This project aims to classify and predict diabetes in patients using a Support Vector Machine (SVM) algorithm. SVM is a supervised machine learning model that can be used for both classification and regression challenges. It works by finding the hyperplane that best divides a dataset into classes.
- Data Preprocessing: The dataset is first preprocessed to handle missing values, normalize features, and split into training and testing sets.
- Model Training: An SVM model is trained on the training dataset. The SVM algorithm tries to find the optimal hyperplane that separates the data points of different classes (diabetic and non-diabetic) with the maximum margin.
- Prediction: The trained SVM model is then used to predict the class labels of the test dataset.
- Evaluation: The performance of the model is evaluated using metrics such as accuracy, precision, recall, and F1-score.
The SVM algorithm is particularly effective for high-dimensional spaces and is robust against overfitting, especially in cases where the number of dimensions exceeds the number of samples.

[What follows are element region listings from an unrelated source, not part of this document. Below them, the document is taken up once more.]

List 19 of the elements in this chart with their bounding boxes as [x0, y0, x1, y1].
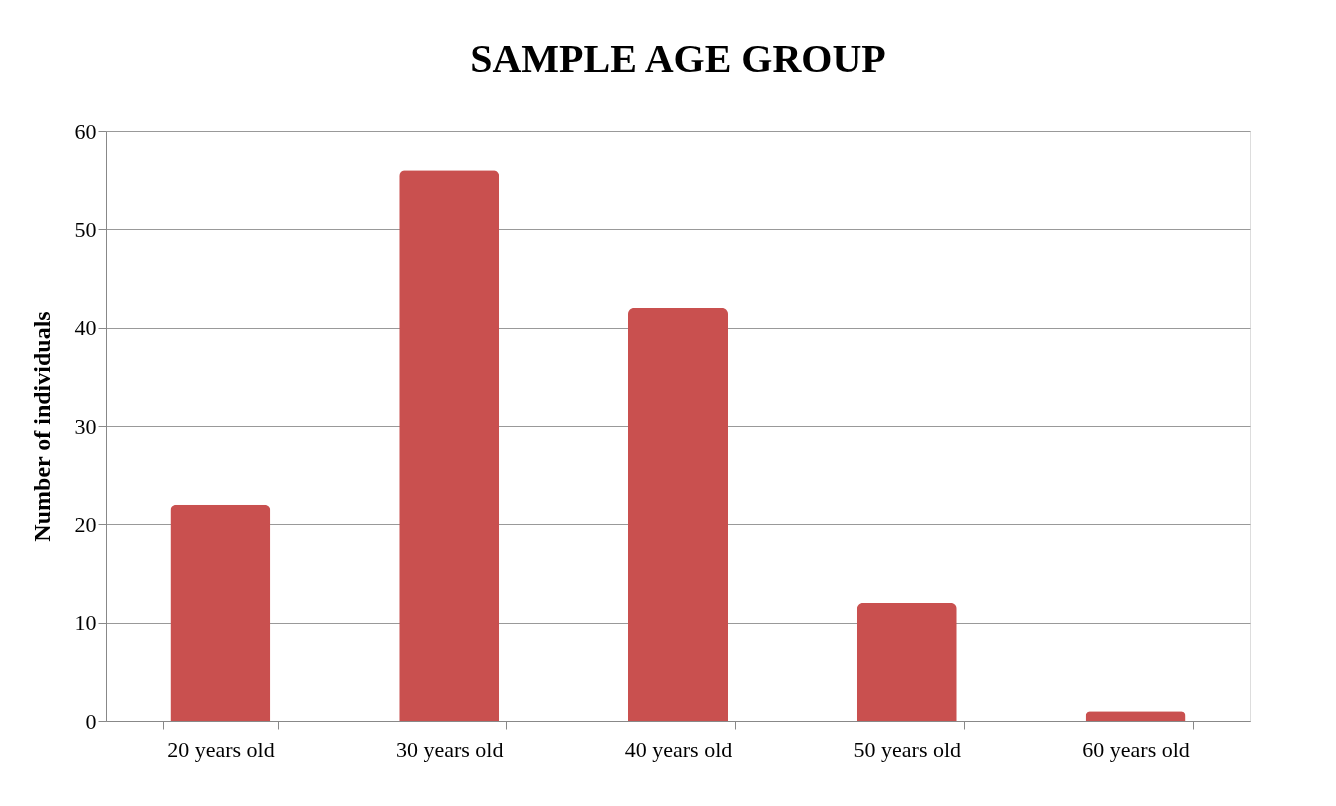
bar: [628, 308, 728, 721]
x-tick-label: 50 years old: [853, 736, 962, 762]
y-tick-label: 40: [74, 315, 97, 341]
y-tick-label: 60: [74, 118, 97, 144]
y-tick-label: 20: [74, 511, 97, 537]
x-tick-label: 20 years old: [167, 736, 275, 762]
y-tick-label: 10: [74, 610, 97, 636]
x-tick-label: 60 years old: [1082, 736, 1190, 762]
y-tick-label: 0: [85, 708, 97, 734]
y-tick-label: 30: [74, 413, 97, 439]
chart-title: SAMPLE AGE GROUP: [470, 36, 886, 81]
bar: [1085, 711, 1186, 721]
x-tick-label: 40 years old: [624, 736, 733, 762]
bar: [399, 170, 500, 721]
y-tick-label: 50: [74, 216, 97, 242]
bar: [856, 603, 957, 721]
x-tick-label: 30 years old: [395, 736, 504, 762]
y-axis-title: Number of individuals: [28, 311, 55, 542]
bar: [170, 504, 271, 721]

Here is a simplified example of how an SVM might be used in Python with the scikit-learn
library:
import pandas as pd
from sklearn.model_selection import train_test_split
from sklearn.preprocessing import StandardScaler
from sklearn.svm import SVC
from sklearn.metrics import classification_report
data = pd.read_csv('diabetes.csv')
X = data.drop('Outcome', axis=1)
y = data['Outcome']
X_train, X_test, y_train, y_test = train_test_split(X, y, test_size=0.2, random_state=42)
scaler = StandardScaler()
X_train = scaler.fit_transform(X_train)
X_test = scaler.transform(X_test)
# Train SVM model
svm_model = SVC(kernel='linear')
svm_model.fit(X_train, y_train)
The following libraries are required to run the notebook:
- numpy
- pandas
- scikit-learn
You can install these dependencies using pip:
pip install numpy pandas scikit-learn
The dataset used in this project is the PIMA Diabetes Dataset. It contains several medical predictor variables and one target variable indicating the presence of diabetes.
The data preprocessing steps include:
- Standardizing the features using
StandardScaler
- Splitting the dataset into training and testing sets using
train_test_split
The Support Vector Machine (SVM) algorithm is used for training the model. The following steps are performed:
- Importing the SVM classifier from scikit-learn
- Training the model on the training data
- Making predictions on the test data
The accuracy of the model is evaluated using the accuracy_score
metric.
To run the notebook, open Diabetes_Classification.ipynb
in Jupyter Notebook or Google Colab and execute the cells sequentially.
- The PIMA Diabetes Dataset is provided by the National Institute of Diabetes and Digestive and Kidney Diseases.